An Anti-Inflammatory Azaphenothiazine Inhibits Interferon β Expression and CXCL10 Production in KERTr Cells
Leon Strzadala,
Anna Fiedorowicz,
Edyta Wysokinska,
Ewa Ziolo,
Małgorzata Grudzień,
Malgorzata Jelen,
Krystian Pluta,
Beata Morak-Mlodawska,
Michal Zimecki,
Wojciech Kalas
Affiliations
Leon Strzadala
Institute of Immunology and Experimental Therapy, Weigla 12, 53-114 Wroclaw, Poland
Anna Fiedorowicz
Institute of Immunology and Experimental Therapy, Weigla 12, 53-114 Wroclaw, Poland
Edyta Wysokinska
Institute of Immunology and Experimental Therapy, Weigla 12, 53-114 Wroclaw, Poland
Ewa Ziolo
Institute of Immunology and Experimental Therapy, Weigla 12, 53-114 Wroclaw, Poland
Małgorzata Grudzień
Institute of Immunology and Experimental Therapy, Weigla 12, 53-114 Wroclaw, Poland
Malgorzata Jelen
Department of Organic Chemistry, School of Pharmacy with the Division of Laboratory Medicine, The Medical University of Silesia, Jagiellońska 4, 41-200 Sosnowiec, Poland
Krystian Pluta
Department of Organic Chemistry, School of Pharmacy with the Division of Laboratory Medicine, The Medical University of Silesia, Jagiellońska 4, 41-200 Sosnowiec, Poland
Beata Morak-Mlodawska
Department of Organic Chemistry, School of Pharmacy with the Division of Laboratory Medicine, The Medical University of Silesia, Jagiellońska 4, 41-200 Sosnowiec, Poland
Michal Zimecki
Institute of Immunology and Experimental Therapy, Weigla 12, 53-114 Wroclaw, Poland
Wojciech Kalas
Institute of Immunology and Experimental Therapy, Weigla 12, 53-114 Wroclaw, Poland
An azaphenothiazine derivative, 6-chloroethylureidoethyldiquino[3,2-b;2′,3′-e][1,4]thiazine (DQT), has recently been shown to exhibit immunosuppressive activities in mouse models.

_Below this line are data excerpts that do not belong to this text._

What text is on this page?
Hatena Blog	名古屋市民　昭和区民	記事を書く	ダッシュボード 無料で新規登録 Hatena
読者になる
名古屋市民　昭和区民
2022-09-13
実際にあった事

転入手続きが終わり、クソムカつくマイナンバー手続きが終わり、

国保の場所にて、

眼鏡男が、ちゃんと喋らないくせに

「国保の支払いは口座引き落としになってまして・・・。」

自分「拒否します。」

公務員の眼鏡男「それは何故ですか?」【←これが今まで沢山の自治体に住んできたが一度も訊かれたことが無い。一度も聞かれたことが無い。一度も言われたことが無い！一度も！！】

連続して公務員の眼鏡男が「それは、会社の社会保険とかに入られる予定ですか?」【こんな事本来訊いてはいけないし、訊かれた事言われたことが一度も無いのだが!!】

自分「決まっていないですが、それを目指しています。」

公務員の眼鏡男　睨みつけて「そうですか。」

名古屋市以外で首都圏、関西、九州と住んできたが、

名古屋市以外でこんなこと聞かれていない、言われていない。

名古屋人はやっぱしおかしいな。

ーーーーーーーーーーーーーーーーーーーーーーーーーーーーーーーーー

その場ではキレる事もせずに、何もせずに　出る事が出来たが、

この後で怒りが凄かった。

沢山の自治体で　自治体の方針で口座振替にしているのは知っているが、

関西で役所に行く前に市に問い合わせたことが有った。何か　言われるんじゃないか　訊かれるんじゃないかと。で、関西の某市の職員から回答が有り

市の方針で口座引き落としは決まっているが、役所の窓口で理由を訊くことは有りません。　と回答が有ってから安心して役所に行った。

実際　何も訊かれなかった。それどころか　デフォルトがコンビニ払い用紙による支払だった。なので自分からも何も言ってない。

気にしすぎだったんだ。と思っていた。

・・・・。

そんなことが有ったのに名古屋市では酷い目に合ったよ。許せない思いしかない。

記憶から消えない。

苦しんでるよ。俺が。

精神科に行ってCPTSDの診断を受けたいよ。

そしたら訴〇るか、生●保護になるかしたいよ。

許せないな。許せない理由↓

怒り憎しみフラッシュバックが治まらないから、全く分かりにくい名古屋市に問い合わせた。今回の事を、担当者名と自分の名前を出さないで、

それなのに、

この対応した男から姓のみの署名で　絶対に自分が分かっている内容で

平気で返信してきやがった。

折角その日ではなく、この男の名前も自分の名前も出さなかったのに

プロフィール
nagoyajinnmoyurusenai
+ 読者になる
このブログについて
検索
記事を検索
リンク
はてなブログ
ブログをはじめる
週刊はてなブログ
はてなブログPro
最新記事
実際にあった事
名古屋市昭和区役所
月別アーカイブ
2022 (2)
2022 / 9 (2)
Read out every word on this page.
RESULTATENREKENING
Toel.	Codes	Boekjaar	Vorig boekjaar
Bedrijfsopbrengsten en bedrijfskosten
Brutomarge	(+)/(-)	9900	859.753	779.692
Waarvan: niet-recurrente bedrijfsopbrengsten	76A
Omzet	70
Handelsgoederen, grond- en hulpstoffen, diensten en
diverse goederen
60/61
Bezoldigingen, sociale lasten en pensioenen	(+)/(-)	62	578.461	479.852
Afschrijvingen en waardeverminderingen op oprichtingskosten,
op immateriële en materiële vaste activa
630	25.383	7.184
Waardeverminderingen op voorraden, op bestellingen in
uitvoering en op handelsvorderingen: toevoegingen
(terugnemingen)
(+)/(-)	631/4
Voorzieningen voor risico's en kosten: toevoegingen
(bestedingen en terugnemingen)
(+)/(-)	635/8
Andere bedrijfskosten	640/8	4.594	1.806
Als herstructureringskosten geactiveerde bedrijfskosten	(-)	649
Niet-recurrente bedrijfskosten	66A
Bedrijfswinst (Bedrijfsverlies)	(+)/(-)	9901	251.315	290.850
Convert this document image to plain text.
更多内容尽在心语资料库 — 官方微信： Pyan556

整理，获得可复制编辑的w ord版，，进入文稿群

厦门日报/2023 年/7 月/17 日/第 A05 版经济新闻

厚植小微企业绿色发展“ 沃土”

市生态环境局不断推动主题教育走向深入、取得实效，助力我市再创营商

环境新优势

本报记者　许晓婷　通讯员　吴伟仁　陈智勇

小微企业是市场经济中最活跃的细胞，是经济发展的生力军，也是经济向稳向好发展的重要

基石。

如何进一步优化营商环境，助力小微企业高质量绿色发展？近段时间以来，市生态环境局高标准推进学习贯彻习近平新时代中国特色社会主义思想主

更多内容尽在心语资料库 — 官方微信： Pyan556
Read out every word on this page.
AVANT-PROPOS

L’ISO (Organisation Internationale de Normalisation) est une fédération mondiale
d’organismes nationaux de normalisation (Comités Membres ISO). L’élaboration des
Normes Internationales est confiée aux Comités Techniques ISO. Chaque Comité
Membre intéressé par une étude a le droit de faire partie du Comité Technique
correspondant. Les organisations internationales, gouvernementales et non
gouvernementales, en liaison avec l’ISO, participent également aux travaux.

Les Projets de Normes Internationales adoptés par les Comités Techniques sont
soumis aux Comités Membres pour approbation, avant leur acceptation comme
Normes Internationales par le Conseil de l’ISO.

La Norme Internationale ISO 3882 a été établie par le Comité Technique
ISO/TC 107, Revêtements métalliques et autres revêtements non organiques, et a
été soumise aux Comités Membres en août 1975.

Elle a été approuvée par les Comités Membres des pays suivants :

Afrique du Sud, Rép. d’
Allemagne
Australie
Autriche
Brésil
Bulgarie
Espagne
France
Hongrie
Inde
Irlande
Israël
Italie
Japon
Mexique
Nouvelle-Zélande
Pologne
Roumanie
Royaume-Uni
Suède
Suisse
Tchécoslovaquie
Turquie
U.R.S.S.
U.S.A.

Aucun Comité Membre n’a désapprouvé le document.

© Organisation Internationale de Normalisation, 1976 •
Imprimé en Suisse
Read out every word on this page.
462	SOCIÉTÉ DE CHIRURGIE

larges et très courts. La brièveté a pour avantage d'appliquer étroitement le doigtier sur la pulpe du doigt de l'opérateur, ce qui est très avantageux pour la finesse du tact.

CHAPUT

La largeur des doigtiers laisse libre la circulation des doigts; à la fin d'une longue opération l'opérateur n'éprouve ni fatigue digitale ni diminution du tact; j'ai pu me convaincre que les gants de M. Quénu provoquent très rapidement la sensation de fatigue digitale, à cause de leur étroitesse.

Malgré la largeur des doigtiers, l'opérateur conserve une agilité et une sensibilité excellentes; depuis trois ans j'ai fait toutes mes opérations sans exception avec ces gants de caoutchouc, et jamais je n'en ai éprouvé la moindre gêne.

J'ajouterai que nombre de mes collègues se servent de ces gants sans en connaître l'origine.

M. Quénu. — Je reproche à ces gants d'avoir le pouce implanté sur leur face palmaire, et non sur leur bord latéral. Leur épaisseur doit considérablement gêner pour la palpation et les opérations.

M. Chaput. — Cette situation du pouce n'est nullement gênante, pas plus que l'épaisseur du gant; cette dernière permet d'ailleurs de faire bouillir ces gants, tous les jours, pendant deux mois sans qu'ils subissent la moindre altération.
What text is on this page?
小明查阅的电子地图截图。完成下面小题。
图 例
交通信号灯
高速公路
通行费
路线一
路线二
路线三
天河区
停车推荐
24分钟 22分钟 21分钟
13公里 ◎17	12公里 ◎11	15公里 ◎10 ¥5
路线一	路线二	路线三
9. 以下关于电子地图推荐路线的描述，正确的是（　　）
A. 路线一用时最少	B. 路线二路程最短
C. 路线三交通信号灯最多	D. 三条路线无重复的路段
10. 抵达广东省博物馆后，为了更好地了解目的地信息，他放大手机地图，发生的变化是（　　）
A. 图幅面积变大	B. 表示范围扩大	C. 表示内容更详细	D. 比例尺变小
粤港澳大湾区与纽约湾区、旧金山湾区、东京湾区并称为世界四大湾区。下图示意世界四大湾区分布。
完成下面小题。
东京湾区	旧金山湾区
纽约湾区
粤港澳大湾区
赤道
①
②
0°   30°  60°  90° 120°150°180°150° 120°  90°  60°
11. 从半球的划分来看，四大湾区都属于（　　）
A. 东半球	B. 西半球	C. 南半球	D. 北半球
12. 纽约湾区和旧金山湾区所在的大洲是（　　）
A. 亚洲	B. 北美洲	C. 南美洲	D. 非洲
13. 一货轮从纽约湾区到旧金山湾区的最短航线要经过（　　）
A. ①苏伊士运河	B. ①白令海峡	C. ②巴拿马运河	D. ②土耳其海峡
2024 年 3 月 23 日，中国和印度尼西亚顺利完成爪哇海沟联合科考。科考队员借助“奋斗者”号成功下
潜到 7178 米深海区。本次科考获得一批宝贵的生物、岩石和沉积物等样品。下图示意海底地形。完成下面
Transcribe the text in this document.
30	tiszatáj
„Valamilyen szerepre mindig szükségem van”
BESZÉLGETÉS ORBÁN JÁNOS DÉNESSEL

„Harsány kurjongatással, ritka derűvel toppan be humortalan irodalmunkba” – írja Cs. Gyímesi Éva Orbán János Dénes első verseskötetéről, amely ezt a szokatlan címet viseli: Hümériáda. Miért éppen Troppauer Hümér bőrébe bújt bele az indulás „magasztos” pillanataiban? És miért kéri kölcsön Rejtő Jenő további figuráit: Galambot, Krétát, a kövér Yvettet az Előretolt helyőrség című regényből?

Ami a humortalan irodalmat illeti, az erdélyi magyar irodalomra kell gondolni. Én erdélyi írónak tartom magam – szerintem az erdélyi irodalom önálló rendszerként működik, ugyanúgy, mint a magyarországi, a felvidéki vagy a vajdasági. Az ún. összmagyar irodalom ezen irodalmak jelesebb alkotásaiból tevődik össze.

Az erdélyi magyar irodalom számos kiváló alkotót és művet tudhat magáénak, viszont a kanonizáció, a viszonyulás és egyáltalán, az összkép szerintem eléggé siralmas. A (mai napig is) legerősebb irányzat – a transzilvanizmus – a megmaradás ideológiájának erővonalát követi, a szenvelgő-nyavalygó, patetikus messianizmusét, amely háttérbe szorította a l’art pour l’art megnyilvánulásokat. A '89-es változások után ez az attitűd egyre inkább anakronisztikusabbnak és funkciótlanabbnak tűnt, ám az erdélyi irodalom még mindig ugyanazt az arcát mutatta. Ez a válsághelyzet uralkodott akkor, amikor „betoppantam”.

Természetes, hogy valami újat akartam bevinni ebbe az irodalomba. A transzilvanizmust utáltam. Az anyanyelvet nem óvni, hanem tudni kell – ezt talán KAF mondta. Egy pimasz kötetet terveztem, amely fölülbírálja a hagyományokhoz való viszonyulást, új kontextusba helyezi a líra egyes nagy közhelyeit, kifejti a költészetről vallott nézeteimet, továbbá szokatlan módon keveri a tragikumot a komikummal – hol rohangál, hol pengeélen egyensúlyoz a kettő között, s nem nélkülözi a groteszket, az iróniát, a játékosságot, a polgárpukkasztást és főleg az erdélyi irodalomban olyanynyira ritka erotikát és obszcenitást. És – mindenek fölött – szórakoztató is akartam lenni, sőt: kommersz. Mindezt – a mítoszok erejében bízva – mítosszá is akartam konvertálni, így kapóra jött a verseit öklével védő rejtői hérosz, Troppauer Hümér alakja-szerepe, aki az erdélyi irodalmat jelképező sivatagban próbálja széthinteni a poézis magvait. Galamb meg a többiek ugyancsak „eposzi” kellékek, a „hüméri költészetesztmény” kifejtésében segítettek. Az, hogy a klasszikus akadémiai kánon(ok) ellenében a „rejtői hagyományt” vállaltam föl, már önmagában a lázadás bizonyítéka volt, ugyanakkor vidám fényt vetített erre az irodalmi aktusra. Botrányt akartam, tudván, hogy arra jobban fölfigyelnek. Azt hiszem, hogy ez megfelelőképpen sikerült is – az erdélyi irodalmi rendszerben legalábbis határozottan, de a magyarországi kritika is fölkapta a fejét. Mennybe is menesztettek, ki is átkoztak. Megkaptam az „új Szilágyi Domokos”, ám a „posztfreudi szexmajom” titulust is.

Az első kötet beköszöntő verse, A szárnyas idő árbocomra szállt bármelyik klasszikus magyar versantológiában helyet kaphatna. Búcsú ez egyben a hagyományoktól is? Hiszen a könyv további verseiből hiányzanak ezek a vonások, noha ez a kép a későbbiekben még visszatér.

It also inhibited the expression of CXCL10 at the protein level, at non-toxic concentrations, in the culture of KERTr cells treated with double-stranded RNA, poly(I:C). In this report, we demonstrated that DQT inhibits the transcription of the CXCL10 gene. Although CXCL10 is an IFNγ-inducible protein, we found that the CXCL10 protein was induced without the detectable release of IFNγ or IκB degradation. Hence, we concluded that IFNγ or NFκB was not involved in the regulation of the CXCL10 gene in KERTr cells transfected with poly(I:C), nor in the inhibitory activity of DQT. On the other hand, we found that IFNβ was induced under the same conditions and that its expression was inhibited by DQT. Kinetic analysis showed that an increase in IFNβ concentrations occurred 4–8 h after poly(I:C) treatment, while the concentration of CXCL10 was undetectable at that time and started to increase later, when IFNβ reached high levels. Therefore, DQT may be regarded as a new promising inhibitor of IFNβ expression and IFNβ-dependent downstream genes and proteins, e.g., CXCL10 chemokine, which is implicated in the pathogenesis of autoimmune diseases.